Only time will tell.
Just got back from Borrowdale, not running but supporting, and it has been a couple of days without WiFi or reception good enough for data. Lovely.
Sally has completed her challenge to walk/run the three highest mountains in the UK by summitting Sca Fell Pike. We set off together as a family and walked up to Styhead Tarn. Great fun, and after telling Sally that we were on the path, I was reading the map after all, we got to some crags to scramble across. No mean feat with a three year old and a six year old. As we rose past the waterfall it was clear that the main path was in fact on the other side of the river! Not sure I'll live that one down after showing Sally how to read a map lol.
|Sally on Sca Fell Pike Summit.|
Sally went on to summit on her own while we waited at the stretcher box for the runners to come through. It got windier and colder so we watched the first few, gave out some haribos and water, then headed back down via the main path. One person commented that we had see the first 3 ladies through and tried to engage Louis in a conversation on this. Louis was a bit non-plussed and so was I until I realised he must have thought that, what with Louis and Rupert having long hair, they must be girls. It's interesting the assumptions we make.
On the way up Rupert had got his shoes wet, as of course we all did, and he asked if he could take them off. He then proceeded to walk most of the 2.5 miles up to the tarn barefoot. I can't deny I was envious of the freedom and the extra experiences he was getting from the surrounding hills. "I'm going to walk on that one because it will be warm", "When you walk on these ones it tickles". These are just a couple of examples of things he was saying walking up - it chimes with the book I am reading - Footnotes - about why we run and how it makes us human.
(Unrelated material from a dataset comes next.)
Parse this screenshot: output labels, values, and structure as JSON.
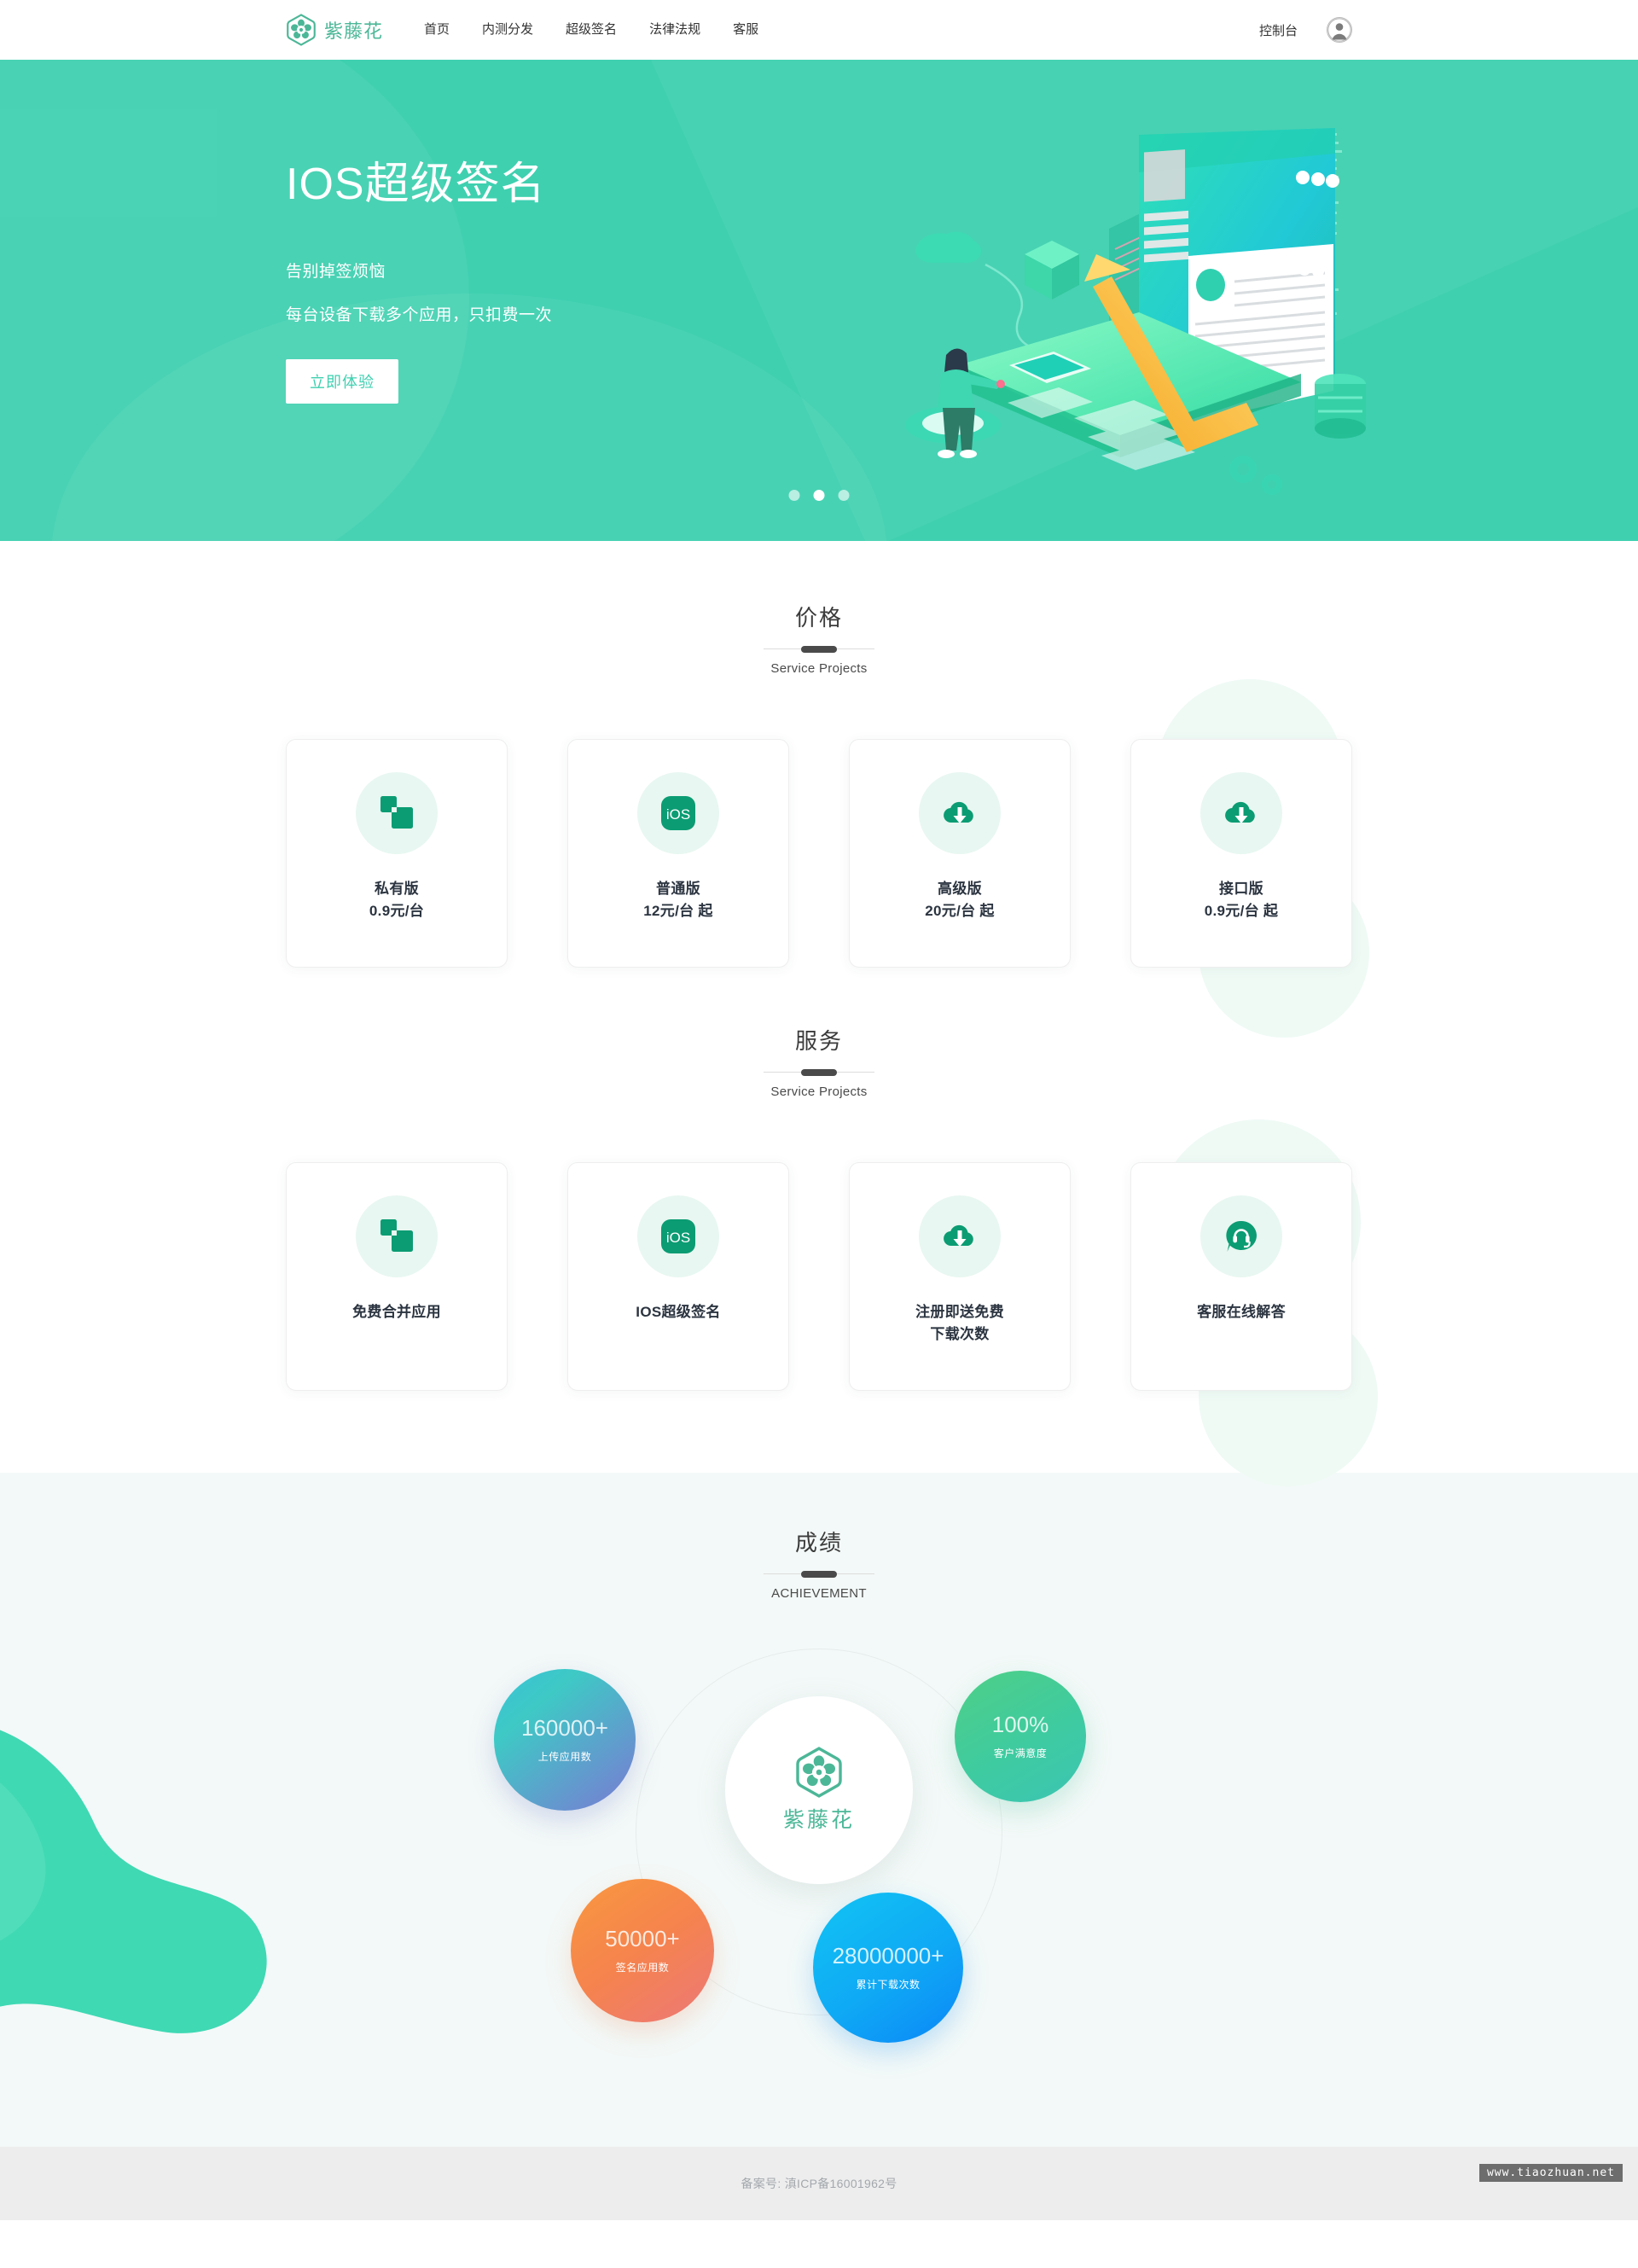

I think after my round I might well join him for a few lake district barefoot walks. It says in the Bob Graham handbook that Bob Graham himself reccied the tops barefoot, saving his pumps for the big day itself.
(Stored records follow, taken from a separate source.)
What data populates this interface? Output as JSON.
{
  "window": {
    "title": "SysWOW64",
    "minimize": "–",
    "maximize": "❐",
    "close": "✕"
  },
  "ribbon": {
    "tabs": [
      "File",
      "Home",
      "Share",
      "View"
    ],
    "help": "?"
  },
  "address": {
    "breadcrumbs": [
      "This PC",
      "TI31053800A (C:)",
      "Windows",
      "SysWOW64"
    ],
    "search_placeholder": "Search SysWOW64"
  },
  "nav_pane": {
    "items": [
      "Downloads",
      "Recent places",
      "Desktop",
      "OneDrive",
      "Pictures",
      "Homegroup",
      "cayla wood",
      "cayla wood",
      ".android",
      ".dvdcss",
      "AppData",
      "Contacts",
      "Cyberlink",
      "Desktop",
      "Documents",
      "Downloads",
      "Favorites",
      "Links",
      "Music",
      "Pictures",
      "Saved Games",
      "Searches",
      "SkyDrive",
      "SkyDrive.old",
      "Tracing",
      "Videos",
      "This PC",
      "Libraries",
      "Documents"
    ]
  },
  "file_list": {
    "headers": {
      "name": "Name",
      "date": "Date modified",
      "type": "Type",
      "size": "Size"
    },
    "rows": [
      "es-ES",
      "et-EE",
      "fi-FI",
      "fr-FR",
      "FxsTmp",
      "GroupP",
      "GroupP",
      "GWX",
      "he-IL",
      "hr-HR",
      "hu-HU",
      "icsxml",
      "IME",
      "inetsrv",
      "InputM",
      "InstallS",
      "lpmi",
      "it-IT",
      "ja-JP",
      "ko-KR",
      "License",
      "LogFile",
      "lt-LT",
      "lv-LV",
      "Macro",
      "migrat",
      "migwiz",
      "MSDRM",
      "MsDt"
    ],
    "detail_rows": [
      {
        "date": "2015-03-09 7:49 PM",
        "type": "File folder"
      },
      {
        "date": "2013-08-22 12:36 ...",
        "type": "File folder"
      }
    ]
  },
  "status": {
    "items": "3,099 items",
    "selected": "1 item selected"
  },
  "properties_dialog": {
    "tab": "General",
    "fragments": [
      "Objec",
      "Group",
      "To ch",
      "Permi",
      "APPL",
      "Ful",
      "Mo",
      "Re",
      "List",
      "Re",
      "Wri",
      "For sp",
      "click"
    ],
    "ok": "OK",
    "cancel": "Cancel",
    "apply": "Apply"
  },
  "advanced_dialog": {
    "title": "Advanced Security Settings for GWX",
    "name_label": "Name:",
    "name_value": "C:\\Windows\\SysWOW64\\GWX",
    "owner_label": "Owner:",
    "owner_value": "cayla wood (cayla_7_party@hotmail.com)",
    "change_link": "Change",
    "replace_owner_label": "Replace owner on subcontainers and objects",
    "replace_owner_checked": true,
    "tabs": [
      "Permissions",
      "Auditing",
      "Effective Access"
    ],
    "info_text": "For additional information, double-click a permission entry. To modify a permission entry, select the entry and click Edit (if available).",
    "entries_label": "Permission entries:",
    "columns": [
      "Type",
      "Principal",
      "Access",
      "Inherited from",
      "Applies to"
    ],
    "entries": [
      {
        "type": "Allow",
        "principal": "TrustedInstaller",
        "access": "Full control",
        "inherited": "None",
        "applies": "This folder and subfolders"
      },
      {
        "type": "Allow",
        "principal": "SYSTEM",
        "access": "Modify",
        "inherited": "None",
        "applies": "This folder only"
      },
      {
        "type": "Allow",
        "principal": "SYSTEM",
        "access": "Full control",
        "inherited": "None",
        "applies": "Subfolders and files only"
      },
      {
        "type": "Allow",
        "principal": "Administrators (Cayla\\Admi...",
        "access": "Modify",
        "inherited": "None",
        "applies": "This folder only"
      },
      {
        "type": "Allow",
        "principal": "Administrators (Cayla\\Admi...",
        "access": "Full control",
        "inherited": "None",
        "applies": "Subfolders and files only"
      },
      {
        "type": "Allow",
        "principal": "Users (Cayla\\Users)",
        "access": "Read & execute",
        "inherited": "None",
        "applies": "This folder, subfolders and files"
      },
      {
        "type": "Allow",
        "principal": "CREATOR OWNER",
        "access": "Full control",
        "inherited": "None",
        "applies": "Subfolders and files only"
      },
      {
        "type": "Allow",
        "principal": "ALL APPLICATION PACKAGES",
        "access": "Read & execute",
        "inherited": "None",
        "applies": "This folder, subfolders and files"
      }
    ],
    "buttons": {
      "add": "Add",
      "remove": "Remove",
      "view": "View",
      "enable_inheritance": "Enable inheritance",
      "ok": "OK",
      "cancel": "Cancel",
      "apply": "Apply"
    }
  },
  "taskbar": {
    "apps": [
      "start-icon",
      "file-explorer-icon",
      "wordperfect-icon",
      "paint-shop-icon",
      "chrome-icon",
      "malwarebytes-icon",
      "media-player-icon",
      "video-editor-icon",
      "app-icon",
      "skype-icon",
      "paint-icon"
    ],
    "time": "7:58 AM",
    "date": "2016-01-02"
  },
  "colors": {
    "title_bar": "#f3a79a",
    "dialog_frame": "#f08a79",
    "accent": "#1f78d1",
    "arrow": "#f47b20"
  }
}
Nutbombs - bought in the morning before the Borrowdale race, made by a lovely couple and made of peanut butter, coconut, cherry, dark chocolate and various combinations of these and other ingredients. Great for getting up mountains, and down mountains. Just the right blend of sweetness and savoury so you can go on eating them. And when you wake up in the morning and the first question from the littlest is "Have you got any of those round things" you know they've gone down well!
Time - 24 hours is a long time to run. The last 3 days have flown by. When I left we were surely going to lose the 5 day Test Match against Pakistan, it was clear after the best part of 2 days we were well behind. A match I have just listened to the finish of with England winning - brilliant! Could not have timed that better. Sally was faster up and down Sca Fell Pike than I imagined she would be and the Borrowdale Fell Race winners took less time than I can comprehend to finish the race.
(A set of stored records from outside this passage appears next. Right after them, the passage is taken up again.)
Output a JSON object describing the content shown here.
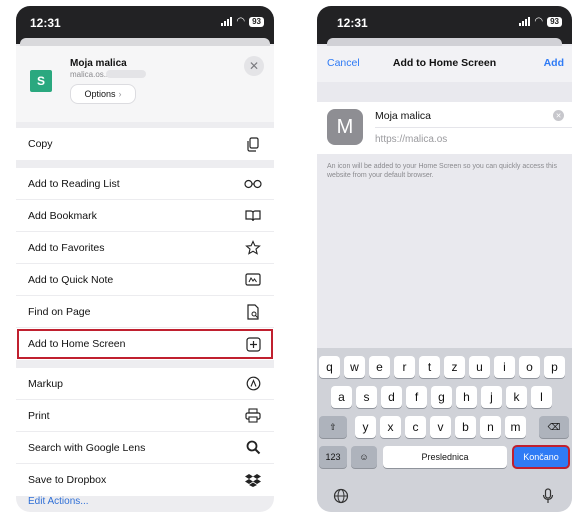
{
  "left": {
    "status": {
      "time": "12:31",
      "battery": "93"
    },
    "site": {
      "logo_letter": "S",
      "title": "Moja malica",
      "url": "malica.os.si"
    },
    "options_label": "Options",
    "options_chevron": "›",
    "close_glyph": "✕",
    "groups": [
      [
        {
          "label": "Copy",
          "icon": "copy-icon"
        }
      ],
      [
        {
          "label": "Add to Reading List",
          "icon": "glasses-icon"
        },
        {
          "label": "Add Bookmark",
          "icon": "book-icon"
        },
        {
          "label": "Add to Favorites",
          "icon": "star-icon"
        },
        {
          "label": "Add to Quick Note",
          "icon": "quick-note-icon"
        },
        {
          "label": "Find on Page",
          "icon": "find-on-page-icon"
        },
        {
          "label": "Add to Home Screen",
          "icon": "plus-square-icon",
          "highlight": true
        }
      ],
      [
        {
          "label": "Markup",
          "icon": "markup-icon"
        },
        {
          "label": "Print",
          "icon": "printer-icon"
        },
        {
          "label": "Search with Google Lens",
          "icon": "search-icon"
        },
        {
          "label": "Save to Dropbox",
          "icon": "dropbox-icon"
        }
      ]
    ],
    "edit_actions": "Edit Actions..."
  },
  "right": {
    "status": {
      "time": "12:31",
      "battery": "93"
    },
    "nav": {
      "cancel": "Cancel",
      "title": "Add to Home Screen",
      "add": "Add"
    },
    "form": {
      "icon_letter": "M",
      "name_value": "Moja malica",
      "url_value": "https://malica.os",
      "clear_glyph": "✕"
    },
    "hint": "An icon will be added to your Home Screen so you can quickly access this website from your default browser.",
    "keyboard": {
      "row1": [
        "q",
        "w",
        "e",
        "r",
        "t",
        "z",
        "u",
        "i",
        "o",
        "p"
      ],
      "row2": [
        "a",
        "s",
        "d",
        "f",
        "g",
        "h",
        "j",
        "k",
        "l"
      ],
      "row3": [
        "y",
        "x",
        "c",
        "v",
        "b",
        "n",
        "m"
      ],
      "numbers_key": "123",
      "space_key": "Preslednica",
      "done_key": "Končano",
      "shift_glyph": "⇧",
      "backspace_glyph": "⌫",
      "emoji_glyph": "☺"
    }
  },
  "colors": {
    "accent": "#2f7bf5",
    "highlight": "#c0202f",
    "site_logo": "#2aa87f"
  }
}
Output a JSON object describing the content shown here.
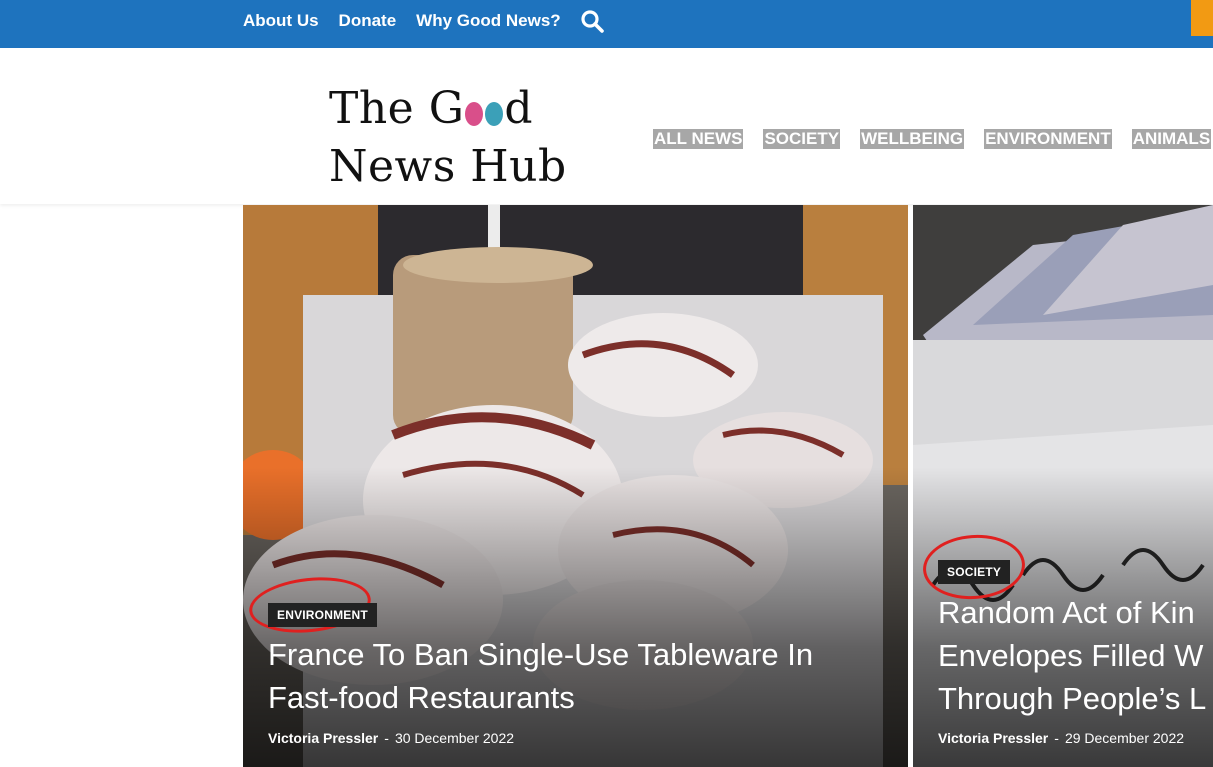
{
  "top_nav": {
    "items": [
      "About Us",
      "Donate",
      "Why Good News?"
    ],
    "search_icon": "search-icon"
  },
  "brand": {
    "line1_a": "The G",
    "line1_b": "d",
    "line2": "News Hub",
    "dot_colors": [
      "#d94f8a",
      "#3ba0b8"
    ]
  },
  "categories": [
    "ALL NEWS",
    "SOCIETY",
    "WELLBEING",
    "ENVIRONMENT",
    "ANIMALS"
  ],
  "articles": [
    {
      "category": "ENVIRONMENT",
      "title_line1": "France To Ban Single-Use Tableware In",
      "title_line2": "Fast-food Restaurants",
      "author": "Victoria Pressler",
      "separator": "-",
      "date": "30 December 2022",
      "image_icon": "hamburger-photo"
    },
    {
      "category": "SOCIETY",
      "title_line1": "Random Act of Kin",
      "title_line2": "Envelopes Filled W",
      "title_line3": "Through People’s L",
      "author": "Victoria Pressler",
      "separator": "-",
      "date": "29 December 2022",
      "image_icon": "envelope-money-photo"
    }
  ],
  "colors": {
    "topbar": "#1e73be",
    "accent_orange": "#f29a13",
    "annotation_red": "#e0201f"
  }
}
Douglas Admas wrote that "Time is an illusion, lunch time doubly so" in The Hitchhikers Guide to the Galaxy. The character who says it is Ford Prefect and he is from another planet so has a different perspective on pretty much anything and everything he comes across on planet Earth. His companion through the book is Arthur Dent who wanders around aimlessly, in his dressing gown, looking for cups of tea and trying to make sense of it all.
There was a point here somewhere but I'm not sure if it's that I feel a bit like Arthur Dent at the moment wandering around while trying to make sense of things or that I'm wondering if time on Saturday will be an illusion and bend and stretch to suit my purposes and give me 5 days worth of a Test Match but compressed into a lunch time.